1. LLM-centric agents (monolithic)

This is the default for most frameworks today: LangChain, AutoGen, CrewAI, etc. The agent is essentially a chat prompt with injected tools and optional memory—wrapped around a single LLM session.

  • Quick to prototype
  • Easy to demo
  • Unsafe to scale

Limitations:

  • No persistent architecture
  • No native policy enforcement
  • Easy for the model to hallucinate tool calls or forget constraints
  • Zero observability outside token logs unless extended

In short: it’s a smart intern with root access and no supervision. Works great, until it doesn't.

2. Application-bound agents (modular)

This is the model you want in production.

Here, the agent is a full software service built on a framework that uses an LLM but doesn’t depend on it to handle execution.

  • State is external (Redis, vector DBs, policy engines)
  • Tool use is explicit and managed by a control layer (MCP server, gateway proxy)
  • Security and observability are first-class, not an afterthought
  • The agent is a deployed service, not a prompt

This approach gives you version control, access logs, tool-level governance, and runtime isolation. It’s how you turn agents from toys into infrastructure.

Agents are not personas

When people design agents as if they’re intelligent personas, they instinctively reach for human-centric access models: role-based access control (RBAC), login tokens, user attributes, identity scopes. These make sense when you're dealing with a consistent human identity across a session. But agents don’t behave like that. They’re not users. They're executors. And that changes everything.

Agents shift roles as they operate. A single agent might act as a data retriever, then a planner, then a trigger for automation, often within the same session and under the same task umbrella. It doesn’t log in, grab a static token, and stay in one lane.

This is where traditional access control fails. RBAC assumes static roles. Attribute-based access control (ABAC) assumes fixed attributes. Session tokens assume consistent scope. None of that holds when agents are dynamic. Identity in agentic systems is functional, not personal.

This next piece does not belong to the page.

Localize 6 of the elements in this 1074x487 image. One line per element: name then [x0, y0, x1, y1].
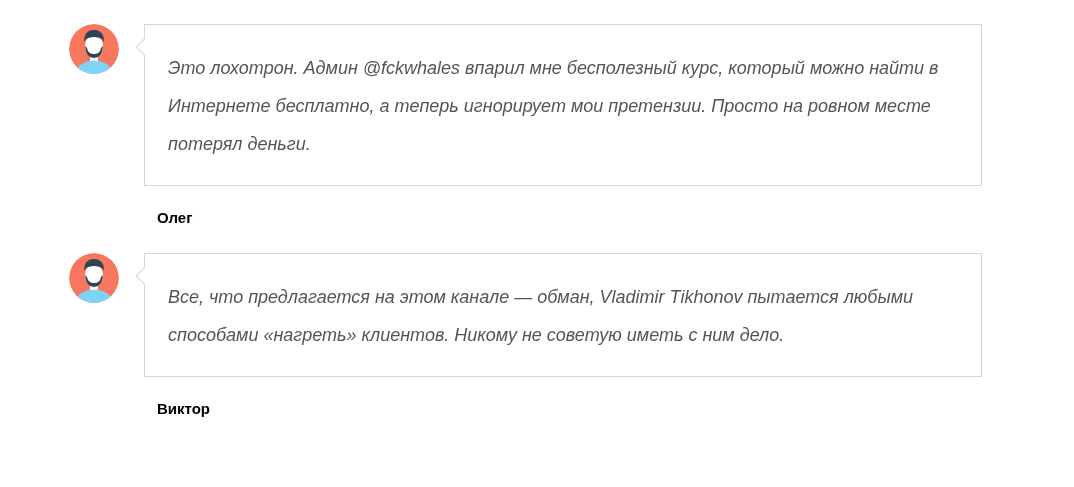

That’s why governing agents requires shifting away from identity-based policy to execution-based policy. Every tool call must be validated in real time against the agent’s current task role, context state, and permitted scope. Policies live at the tool layer, not the authentication layer. Context blocks, not login sessions, carry the necessary metadata to enforce those policies. This is why we call this paradigm shift “Policy in Payload,” because the policy literally is in the payload.

Treat agents like agents. Govern them like software. And never forget: the LLM thinks, the agent acts, and the platform governs. Confuse those roles, and you're building a personality with admin rights and no memory of its last mistake.

The LLM thinks. The agent acts. The platform governs.

Stick to that, and you’ll build agent infrastructure that scales, secures, and survives contact with reality.